In a speech he will give this evening (Thursday), commissioned by the BBC, Hutton will appeal for the BBC's licence fee to remain intact. But Hutton, who also chairs the Work Foundation, told Broadcast that there is also a need for PSB plurality and that new money must be sourced to pay for non-BBC PSB output.
For C4, he proposed a licence fee supplement, or a share of funds from BBC Worldwide. “You might have to have a supplement to the licence fee just for C4 of, say,£5 or£10 per household,” he said. “A rather British compromise is the best way to go.”
This week, BBC Trust chairman Sir Michael Lyons attacked the notion of a publicly funded C4. He said increased levels of financial scrutiny would reduce the broadcaster to “BBC5”.
Hutton disagreed, arguing instead that “you'd have one PSB funded from the licence fee, and another from a mix of advertising and a licence fee.
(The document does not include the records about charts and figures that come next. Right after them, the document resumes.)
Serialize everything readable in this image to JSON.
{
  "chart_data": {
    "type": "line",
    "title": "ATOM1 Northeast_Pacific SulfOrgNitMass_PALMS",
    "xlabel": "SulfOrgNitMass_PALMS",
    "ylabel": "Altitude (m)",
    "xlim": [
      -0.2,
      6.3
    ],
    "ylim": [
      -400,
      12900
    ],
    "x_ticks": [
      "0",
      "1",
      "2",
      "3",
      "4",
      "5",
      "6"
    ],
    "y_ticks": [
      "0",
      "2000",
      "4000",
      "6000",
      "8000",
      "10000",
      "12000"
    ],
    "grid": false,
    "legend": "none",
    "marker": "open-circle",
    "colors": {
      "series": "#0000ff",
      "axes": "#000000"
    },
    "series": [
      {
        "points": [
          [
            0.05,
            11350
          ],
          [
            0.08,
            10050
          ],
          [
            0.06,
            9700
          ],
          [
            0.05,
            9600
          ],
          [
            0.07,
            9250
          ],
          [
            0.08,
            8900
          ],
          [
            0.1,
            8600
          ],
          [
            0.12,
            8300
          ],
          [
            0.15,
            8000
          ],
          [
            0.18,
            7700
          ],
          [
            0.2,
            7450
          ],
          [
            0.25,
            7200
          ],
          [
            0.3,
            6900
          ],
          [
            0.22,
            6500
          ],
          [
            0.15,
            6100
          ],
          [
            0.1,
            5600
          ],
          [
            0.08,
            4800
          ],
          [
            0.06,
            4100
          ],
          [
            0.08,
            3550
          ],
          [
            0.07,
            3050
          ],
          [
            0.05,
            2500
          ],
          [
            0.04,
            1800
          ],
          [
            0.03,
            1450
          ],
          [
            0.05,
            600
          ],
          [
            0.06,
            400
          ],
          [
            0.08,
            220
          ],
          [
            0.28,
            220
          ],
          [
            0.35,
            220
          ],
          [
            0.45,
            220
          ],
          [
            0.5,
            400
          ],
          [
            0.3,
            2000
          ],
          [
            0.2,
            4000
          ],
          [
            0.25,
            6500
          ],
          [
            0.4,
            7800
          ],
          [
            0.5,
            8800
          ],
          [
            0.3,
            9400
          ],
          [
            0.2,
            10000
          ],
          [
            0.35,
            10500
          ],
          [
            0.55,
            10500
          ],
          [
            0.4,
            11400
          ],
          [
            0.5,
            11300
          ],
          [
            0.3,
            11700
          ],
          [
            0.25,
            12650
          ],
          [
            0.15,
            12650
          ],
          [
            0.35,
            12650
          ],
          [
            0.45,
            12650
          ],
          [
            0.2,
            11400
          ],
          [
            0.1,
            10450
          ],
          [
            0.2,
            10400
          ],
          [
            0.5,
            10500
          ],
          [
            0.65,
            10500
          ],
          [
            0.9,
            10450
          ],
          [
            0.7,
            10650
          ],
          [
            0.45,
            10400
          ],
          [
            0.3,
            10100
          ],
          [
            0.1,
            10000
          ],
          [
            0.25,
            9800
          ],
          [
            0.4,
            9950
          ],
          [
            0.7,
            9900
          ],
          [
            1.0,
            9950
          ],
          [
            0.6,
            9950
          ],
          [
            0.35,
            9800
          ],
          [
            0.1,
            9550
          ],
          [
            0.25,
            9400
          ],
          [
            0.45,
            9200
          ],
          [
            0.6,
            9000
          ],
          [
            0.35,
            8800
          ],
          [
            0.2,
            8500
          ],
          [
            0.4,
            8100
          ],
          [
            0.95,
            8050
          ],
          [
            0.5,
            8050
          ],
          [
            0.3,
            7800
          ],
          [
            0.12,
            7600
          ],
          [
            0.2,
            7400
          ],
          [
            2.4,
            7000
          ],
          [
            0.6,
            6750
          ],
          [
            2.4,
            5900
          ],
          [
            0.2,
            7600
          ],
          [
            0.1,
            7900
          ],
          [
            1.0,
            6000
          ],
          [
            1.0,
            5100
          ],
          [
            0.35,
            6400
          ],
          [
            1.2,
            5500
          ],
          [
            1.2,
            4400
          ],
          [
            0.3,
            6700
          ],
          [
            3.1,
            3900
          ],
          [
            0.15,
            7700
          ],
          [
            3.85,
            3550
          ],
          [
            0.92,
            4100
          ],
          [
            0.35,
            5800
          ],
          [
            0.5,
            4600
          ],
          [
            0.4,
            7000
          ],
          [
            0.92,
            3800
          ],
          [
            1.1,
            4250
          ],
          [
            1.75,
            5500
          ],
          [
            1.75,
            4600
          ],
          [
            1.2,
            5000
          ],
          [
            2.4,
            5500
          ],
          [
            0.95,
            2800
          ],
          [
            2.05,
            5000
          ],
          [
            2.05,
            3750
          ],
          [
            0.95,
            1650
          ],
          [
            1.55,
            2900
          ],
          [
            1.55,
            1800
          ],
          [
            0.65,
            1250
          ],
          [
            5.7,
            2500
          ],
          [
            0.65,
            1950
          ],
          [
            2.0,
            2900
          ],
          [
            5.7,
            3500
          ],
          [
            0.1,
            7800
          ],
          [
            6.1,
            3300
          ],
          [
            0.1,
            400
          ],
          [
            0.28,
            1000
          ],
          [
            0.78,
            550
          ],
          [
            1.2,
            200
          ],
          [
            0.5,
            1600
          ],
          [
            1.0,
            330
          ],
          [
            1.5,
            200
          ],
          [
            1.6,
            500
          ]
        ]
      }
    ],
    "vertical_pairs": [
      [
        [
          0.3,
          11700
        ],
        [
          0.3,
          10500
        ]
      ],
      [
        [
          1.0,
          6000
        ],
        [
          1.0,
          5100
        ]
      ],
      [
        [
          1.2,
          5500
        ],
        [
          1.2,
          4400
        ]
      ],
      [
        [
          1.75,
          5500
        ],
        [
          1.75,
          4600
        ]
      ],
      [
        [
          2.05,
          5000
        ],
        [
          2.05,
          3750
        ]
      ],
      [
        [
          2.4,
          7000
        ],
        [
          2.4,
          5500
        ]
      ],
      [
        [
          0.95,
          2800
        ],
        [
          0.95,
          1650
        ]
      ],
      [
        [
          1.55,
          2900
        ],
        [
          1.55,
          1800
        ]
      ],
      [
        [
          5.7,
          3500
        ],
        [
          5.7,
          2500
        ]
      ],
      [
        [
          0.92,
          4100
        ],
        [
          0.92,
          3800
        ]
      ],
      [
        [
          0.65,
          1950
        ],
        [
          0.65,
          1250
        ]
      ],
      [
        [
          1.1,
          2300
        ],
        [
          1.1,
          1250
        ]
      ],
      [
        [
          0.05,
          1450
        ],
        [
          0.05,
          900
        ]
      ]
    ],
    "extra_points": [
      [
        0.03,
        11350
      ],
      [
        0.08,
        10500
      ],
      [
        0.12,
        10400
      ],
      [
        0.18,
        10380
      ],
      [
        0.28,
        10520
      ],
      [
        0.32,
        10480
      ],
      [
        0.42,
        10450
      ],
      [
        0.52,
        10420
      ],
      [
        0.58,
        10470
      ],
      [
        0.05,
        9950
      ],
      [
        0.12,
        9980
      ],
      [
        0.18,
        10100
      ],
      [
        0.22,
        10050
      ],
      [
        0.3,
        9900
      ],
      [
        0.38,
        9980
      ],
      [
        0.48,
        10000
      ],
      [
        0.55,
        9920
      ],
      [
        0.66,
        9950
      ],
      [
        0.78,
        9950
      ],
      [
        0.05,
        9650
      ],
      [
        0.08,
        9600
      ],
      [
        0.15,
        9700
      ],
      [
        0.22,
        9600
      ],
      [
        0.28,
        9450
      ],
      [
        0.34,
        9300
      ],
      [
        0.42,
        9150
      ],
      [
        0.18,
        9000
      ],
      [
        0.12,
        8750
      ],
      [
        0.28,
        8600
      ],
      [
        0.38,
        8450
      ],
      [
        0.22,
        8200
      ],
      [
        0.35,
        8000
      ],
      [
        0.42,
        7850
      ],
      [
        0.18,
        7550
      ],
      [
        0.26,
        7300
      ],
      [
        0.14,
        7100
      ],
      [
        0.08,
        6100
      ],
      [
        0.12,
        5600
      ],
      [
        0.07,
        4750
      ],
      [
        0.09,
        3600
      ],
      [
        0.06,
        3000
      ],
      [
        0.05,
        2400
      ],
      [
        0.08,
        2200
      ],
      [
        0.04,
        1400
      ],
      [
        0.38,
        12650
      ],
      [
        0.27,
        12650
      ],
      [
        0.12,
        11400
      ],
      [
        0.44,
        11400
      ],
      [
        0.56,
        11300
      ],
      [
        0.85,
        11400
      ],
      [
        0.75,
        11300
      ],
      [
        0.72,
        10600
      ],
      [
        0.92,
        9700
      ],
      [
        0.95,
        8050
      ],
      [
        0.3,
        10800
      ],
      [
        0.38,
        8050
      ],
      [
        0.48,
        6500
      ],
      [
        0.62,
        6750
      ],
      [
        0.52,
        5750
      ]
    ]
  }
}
It would be a similar model to the French.”
Hutton also called for Ofcom to adopt new, qualitative standards to measure PSB content, expressing fears that contemporary journalism was at risk.
In a forum on the Ofcom PSB review yesterday, C4 chief executive Andy Duncan reiterated that the broadcaster urgently needed funding. “We are cutting programme budgets as we speak - by 2% to 3% in absolute terms,” he said. “It's having an impact now.”
Duncan added C4 would need to revisit the deal struck with Pact over digital media rights in 2006, saying: “We need to evolve the terms as content goes online.”
“People like John Humphrys or Jeremy Paxman couldn't possibly get a career in other news organisations because there's not the same commitment to that kind of journalism,” he said.